Glass Lewis has blasted proposed regulation for the proxy advisory sector by the US market regulator, the Securities and Exchange Commission (SEC), arguing that it would undo the successful engagement work carried out by investors and companies in recent years.
The proxy firm’s CEO Katherine Rabin described the bill as “unnecessary” and that suggested provisions were based on an outdated and “completely wrong” view of how investors use proxy advisors and the power they have to influence voting outcomes.
The Proxy Advisory Reform Act, supported by Wisconsin Republican Sean Duffy and John Carney, a Democrat from Delaware, proposes bringing proxy advisory firms under the SEC’s direct jurisdiction. It also aims to “improve the quality of proxy advisory firms for the protection of investors and the U.S. economy, and in the public interest, by fostering accountability, transparency, responsiveness, and competition in the proxy advisory firm industry”.
The bill has already gained support from several corporate bodies, including the Society of Corporate Secretaries & Governance Professionals and the National Investor Relations Institute, who argue that proxy firms often outmuscle a company’s largest shareholder in terms of voting clout.
Rabin – speaking to Proxy Insight – outlined several ways in which her firm and others had promoted transparency.She also suggested that corporates may have an ulterior motive for pushing through the bill: “What many companies really want to know is what our recommendations will be before we publish them to our investor clients and to have the opportunity to influence our decision,” Rabin explained.
As it currently stands, the proxy bill would require proxy advisors to provide issuers with access to their research and other intellectual property so that the companies in question can respond to it.
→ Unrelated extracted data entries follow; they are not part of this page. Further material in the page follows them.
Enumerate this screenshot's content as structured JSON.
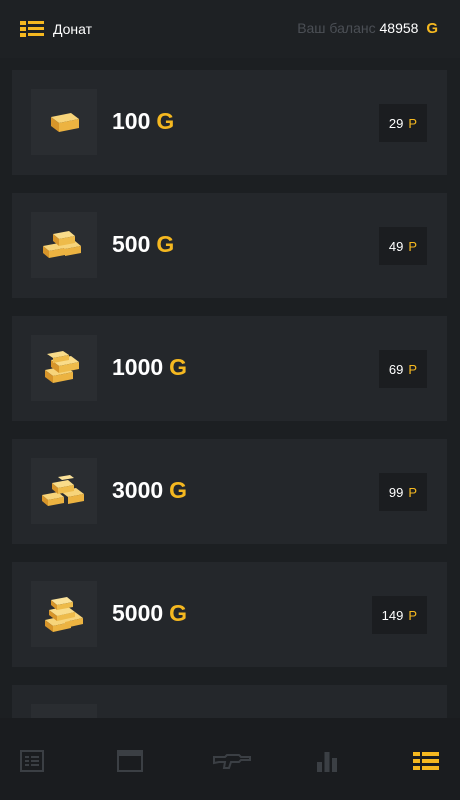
{
  "header": {
    "title": "Донат",
    "balance_label": "Ваш баланс",
    "balance_value": "48958",
    "currency_symbol": "G"
  },
  "items": [
    {
      "amount": "100",
      "currency": "G",
      "price": "29",
      "price_currency": "Р"
    },
    {
      "amount": "500",
      "currency": "G",
      "price": "49",
      "price_currency": "Р"
    },
    {
      "amount": "1000",
      "currency": "G",
      "price": "69",
      "price_currency": "Р"
    },
    {
      "amount": "3000",
      "currency": "G",
      "price": "99",
      "price_currency": "Р"
    },
    {
      "amount": "5000",
      "currency": "G",
      "price": "149",
      "price_currency": "Р"
    }
  ],
  "icons": {
    "menu": "gold-stack-icon",
    "item_thumbs": [
      "gold-bar-icon",
      "gold-bars-icon",
      "gold-bars-icon",
      "gold-bars-icon",
      "gold-pile-icon",
      "gold-bar-icon"
    ],
    "nav": [
      "list-icon",
      "window-icon",
      "rifle-icon",
      "bar-chart-icon",
      "gold-stack-icon"
    ]
  },
  "colors": {
    "accent": "#f5b820",
    "background": "#1c1f22",
    "card": "#24272b",
    "nav_inactive": "#3b3f44"
  }
}
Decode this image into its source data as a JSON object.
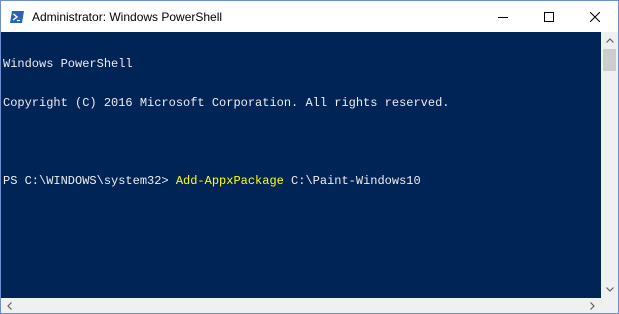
{
  "window": {
    "title": "Administrator: Windows PowerShell",
    "app_icon": "powershell-icon",
    "controls": [
      "minimize-icon",
      "maximize-icon",
      "close-icon"
    ]
  },
  "console": {
    "lines": [
      "Windows PowerShell",
      "Copyright (C) 2016 Microsoft Corporation. All rights reserved.",
      ""
    ],
    "prompt": "PS C:\\WINDOWS\\system32> ",
    "command": "Add-AppxPackage",
    "argument": " C:\\Paint-Windows10"
  },
  "colors": {
    "console_background": "#012456",
    "console_text": "#eeedf0",
    "command_text": "#ffff00",
    "window_border": "#6b8fd0"
  }
}
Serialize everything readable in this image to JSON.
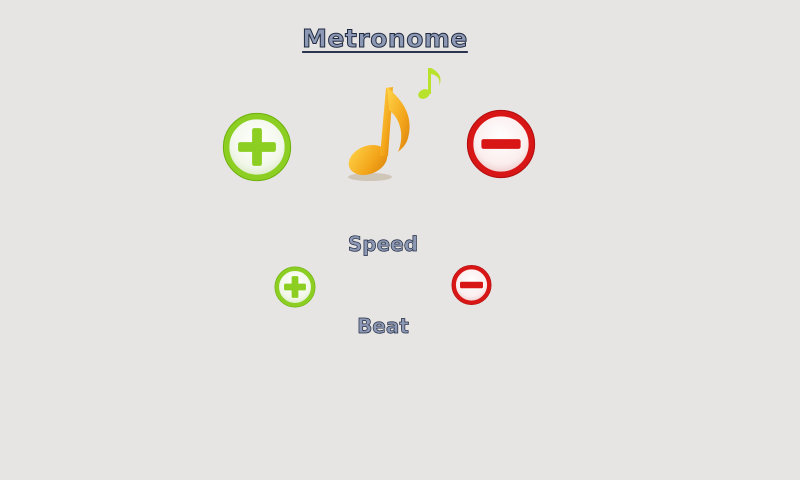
{
  "app": {
    "title": "Metronome"
  },
  "controls": {
    "speed_label": "Speed",
    "beat_label": "Beat"
  },
  "icons": {
    "title_note": "music-note-icon",
    "increase": "plus-icon",
    "decrease": "minus-icon"
  },
  "colors": {
    "background": "#e7e4e4",
    "plus_green": "#8ccf22",
    "minus_red": "#d81616",
    "note_orange": "#f2a51c",
    "note_green": "#b8e22b",
    "text_fill": "#8d98b4",
    "text_outline": "#1f2a40"
  }
}
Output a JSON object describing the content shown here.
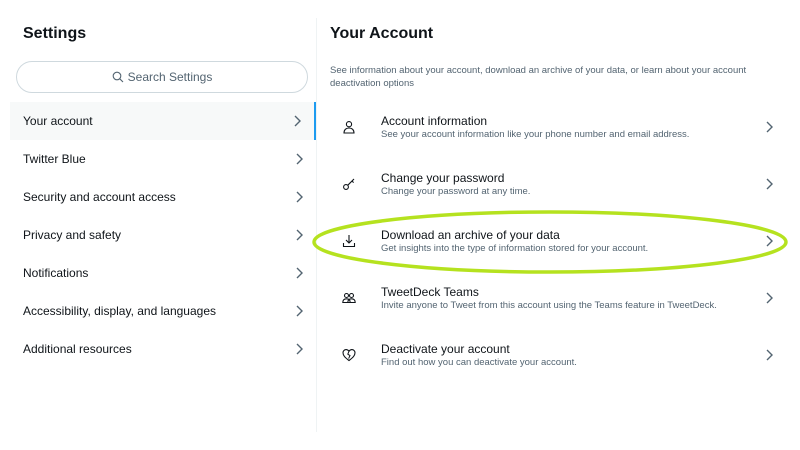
{
  "settings": {
    "title": "Settings",
    "search_placeholder": "Search Settings",
    "nav": [
      {
        "label": "Your account"
      },
      {
        "label": "Twitter Blue"
      },
      {
        "label": "Security and account access"
      },
      {
        "label": "Privacy and safety"
      },
      {
        "label": "Notifications"
      },
      {
        "label": "Accessibility, display, and languages"
      },
      {
        "label": "Additional resources"
      }
    ]
  },
  "account": {
    "title": "Your Account",
    "description": "See information about your account, download an archive of your data, or learn about your account deactivation options",
    "items": [
      {
        "title": "Account information",
        "subtitle": "See your account information like your phone number and email address.",
        "icon": "person-icon"
      },
      {
        "title": "Change your password",
        "subtitle": "Change your password at any time.",
        "icon": "key-icon"
      },
      {
        "title": "Download an archive of your data",
        "subtitle": "Get insights into the type of information stored for your account.",
        "icon": "download-icon"
      },
      {
        "title": "TweetDeck Teams",
        "subtitle": "Invite anyone to Tweet from this account using the Teams feature in TweetDeck.",
        "icon": "people-icon"
      },
      {
        "title": "Deactivate your account",
        "subtitle": "Find out how you can deactivate your account.",
        "icon": "broken-heart-icon"
      }
    ]
  },
  "colors": {
    "accent": "#1d9bf0",
    "highlight_ring": "#b5e21f",
    "muted": "#536471"
  }
}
Rabin describes this process as a method “which our investor clients do not support and compromises our rights” as a research firm.
She added: “It would be a massive step backward from the incredible progress that has been achieved by investors and companies.”
Elsewhere in the interview, Glass Lewis’ Head of Research and Engagement, Aaron Bertinetti, added that proxy advisors were aiming to build more bridges with corporates and clarify their exact role in the market. “We’re not engaging on behalf of our clients, or advocating to push issuers or shareholder proponents towards specific outcomes”, he said.
In the name of transparency, Bertinetti suggested that investee companies should disclose all relevant information to its shareholders and the public domain as a notice of meeting is released.
He also revealed that in 2016 Glass Lewis is on target to engage 3,000 companies, with meetings held with 1,000, with the firm’s ultimate aim to engage with each of the 20,000 or so corporates that its research covers.